The final match of the Quidditch season, Gryffindor versus Ravenclaw, was to take place on the last weekend of May. Although Slytherin had been narrowly defeated by Hufflepuff in their last match, Gryffindor was not daring to hope for victory, due mainly (though of course nobody said it to him) to Ron’s abysmal goalkeeping record. He, however, seemed to have found a new optimism.
“I mean, I can’t get any worse, can I?” he told Harry and Hermione grimly over breakfast on the morning of the match. “Nothing to lose now, is there?”
“You know,” said Hermione, as she and Harry walked down to the pitch a little later in the midst of a very excitable crowd, “I think Ron might do better without Fred and George around. They never exactly gave him a lot of confidence . . .”
Luna Lovegood overtook them with what appeared to be a live eagle perched on top of her head.
“Oh gosh, I forgot!” said Hermione, watching the eagle flapping its wings as Luna walked serenely past a group of cackling and pointing Slytherins. “Cho will be playing, won’t she?”

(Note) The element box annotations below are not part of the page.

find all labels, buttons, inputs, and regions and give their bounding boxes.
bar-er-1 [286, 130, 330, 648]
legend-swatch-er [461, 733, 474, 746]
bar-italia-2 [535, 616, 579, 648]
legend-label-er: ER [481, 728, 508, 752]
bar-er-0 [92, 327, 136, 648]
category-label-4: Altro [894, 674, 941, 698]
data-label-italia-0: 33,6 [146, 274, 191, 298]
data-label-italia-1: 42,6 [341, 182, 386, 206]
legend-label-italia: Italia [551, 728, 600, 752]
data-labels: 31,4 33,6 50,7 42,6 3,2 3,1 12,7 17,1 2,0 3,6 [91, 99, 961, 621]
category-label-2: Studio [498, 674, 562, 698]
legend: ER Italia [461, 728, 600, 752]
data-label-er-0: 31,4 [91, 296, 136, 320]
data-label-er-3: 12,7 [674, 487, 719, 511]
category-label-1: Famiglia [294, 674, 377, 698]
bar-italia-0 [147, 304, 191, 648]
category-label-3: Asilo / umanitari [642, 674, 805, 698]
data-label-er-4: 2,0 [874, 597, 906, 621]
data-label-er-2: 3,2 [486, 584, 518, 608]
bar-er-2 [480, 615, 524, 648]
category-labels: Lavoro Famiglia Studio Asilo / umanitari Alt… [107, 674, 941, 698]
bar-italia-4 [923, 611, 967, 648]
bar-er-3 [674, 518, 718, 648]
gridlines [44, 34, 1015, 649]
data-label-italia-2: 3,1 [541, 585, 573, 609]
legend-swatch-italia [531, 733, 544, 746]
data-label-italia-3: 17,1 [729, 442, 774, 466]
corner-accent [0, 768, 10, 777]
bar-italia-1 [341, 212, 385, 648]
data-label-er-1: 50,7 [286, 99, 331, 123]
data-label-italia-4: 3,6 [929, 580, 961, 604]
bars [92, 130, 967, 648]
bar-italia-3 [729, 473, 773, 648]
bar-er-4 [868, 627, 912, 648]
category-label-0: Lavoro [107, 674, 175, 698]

Harry, who had not forgotten this, merely grunted.
They found seats in the second to topmost row of the stands. It was a fine, clear day. Ron could not wish for better, and Harry found himself hoping against hope that Ron would not give the Slytherins cause for more rousing choruses of “Weasley Is Our King.”
Lee Jordan, who had been very dispirited since Fred and George had left, was commentating as usual. As the teams zoomed out onto the pitches he named the players with something less than his usual gusto.
“. . . Bradley . . . Davies . . . Chang,” he said, and Harry felt his stomach perform, less of a back flip, more a feeble lurch as Cho walked out onto the pitch, her shiny black hair rippling in the slight breeze. He was not sure what he wanted to happen anymore, except that he could not stand any more rows. Even the sight of her chatting animatedly to Roger Davies as they prepared to mount their brooms caused him only a slight twinge of jealousy.